Creating your environment
These instructions are the same for OSX, Windows, and Linux.
-
Download the data100
environment.yml
from the course repository here or:# download via curl curl https://raw.githubusercontent.com/DS-100/sp18/gh-pages/environment.yml > environment.yml # OR download via wget wget -O environment.yml https://raw.githubusercontent.com/DS-100/sp18/gh-pages/environment.yml
This YAML file is what we use to specify the dependencies and packages (and their versions) we wish to install into the conda environment we will make for this class. This ensures everyone in the course is using the same package versions which prevents inconsistent behavior between different versions.
-
In Terminal, navigate to the directory where you downloaded
environment.yml
. Run these commands to create a new conda environment. Each conda environment has its own package versions. This allows us to switch between package versions easily. For example, this class uses Python 3, but you might have another that uses Python 2. With a conda environment, you can switch between those at will.# sanity check on conda installation conda --version # Create a python 3.6 conda environment with the full set # of packages specified in environment.yml (jupyter, numpy, pandas, ...) conda env create -f environment.yml # Switch to the data100 environment source activate data100 # omit the 'source' part on Windows
From now on, you can switch to the data100
env with source activate data100
, and switch back to the default env with source deactivate
.
Note: If you are on Windows, omit the ‘source’ part and use activate data100
and deactivate
.
Working on assignments locally
These instructions are the same for OSX, Windows, and Linux.
To work on assignments, you should download the assignment zipfile (looks like hw1.zip
). Then you can unzip the files into a folder of your choosing. The staff recommend that you create a parent folder that holds all the assignments for this class for easier access.
Remember the location of your assignment files because you’ll need to navigate to the folder to open the notebook.

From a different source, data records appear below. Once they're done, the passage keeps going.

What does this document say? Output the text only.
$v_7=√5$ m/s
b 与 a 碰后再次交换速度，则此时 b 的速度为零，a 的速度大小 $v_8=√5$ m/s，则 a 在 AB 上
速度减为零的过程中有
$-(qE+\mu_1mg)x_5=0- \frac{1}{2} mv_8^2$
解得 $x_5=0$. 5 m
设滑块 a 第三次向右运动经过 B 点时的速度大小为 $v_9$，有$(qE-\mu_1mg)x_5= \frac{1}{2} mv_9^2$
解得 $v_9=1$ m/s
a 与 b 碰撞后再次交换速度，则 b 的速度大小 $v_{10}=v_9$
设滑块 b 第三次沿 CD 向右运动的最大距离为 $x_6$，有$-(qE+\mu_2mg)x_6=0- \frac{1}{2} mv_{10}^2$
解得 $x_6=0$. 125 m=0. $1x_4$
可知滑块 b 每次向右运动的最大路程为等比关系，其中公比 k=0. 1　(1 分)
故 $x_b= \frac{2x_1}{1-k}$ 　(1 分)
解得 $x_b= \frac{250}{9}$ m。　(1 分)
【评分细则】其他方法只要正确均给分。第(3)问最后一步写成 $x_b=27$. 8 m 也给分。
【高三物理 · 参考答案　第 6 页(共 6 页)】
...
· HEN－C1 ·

You’ll notice that all the assignments for this class have a folder structure that looks something like:
hw1/
func.png
ok_tests/
images/
hw1.ipynb
hw1.ok
something_cool.csv
The file containing the actual assignment ends in .ipynb
(short for IPython
notebook). The other files are used for the assignment but you don’t have to
open them unless we ask you to.
Opening notebooks locally
To open Jupyter notebooks, you’ll navigate to parent directory of the assignment in your terminal and run:
source activate data100 # omit the `source` part on Windows
jupyter notebook
This will automatically open the notebook interface in your browser. You can then browse to a notebook and open it.
Make sure to always work in the data100
conda environment when you are using jupyter notebooks for this class. This ensures you have all the necessary packages required for the notebook to run.
Verifying Your Environment
You can tell if you are correct environment if your terminal looks something like:
Additionally,
conda env list
outputs a list of all your conda environments, and data100
should appear with a *
next to it (the active one).
Working on JupyterHub
You have the option of working on your assignments in our hosted JupyterHub environment. If you are working on a Chromebook, this is what you will use throughout the course entirely. The Data 100 JupyterHub can be accessed at http://data100.datahub.berkeley.edu.
From within the JupyterHub, you can edit and execute notebooks in the same environment that you installed above. If you choose to complete assignments locally (outside of JupyterHub), they will still need to be uploaded to JupyterHub for submission.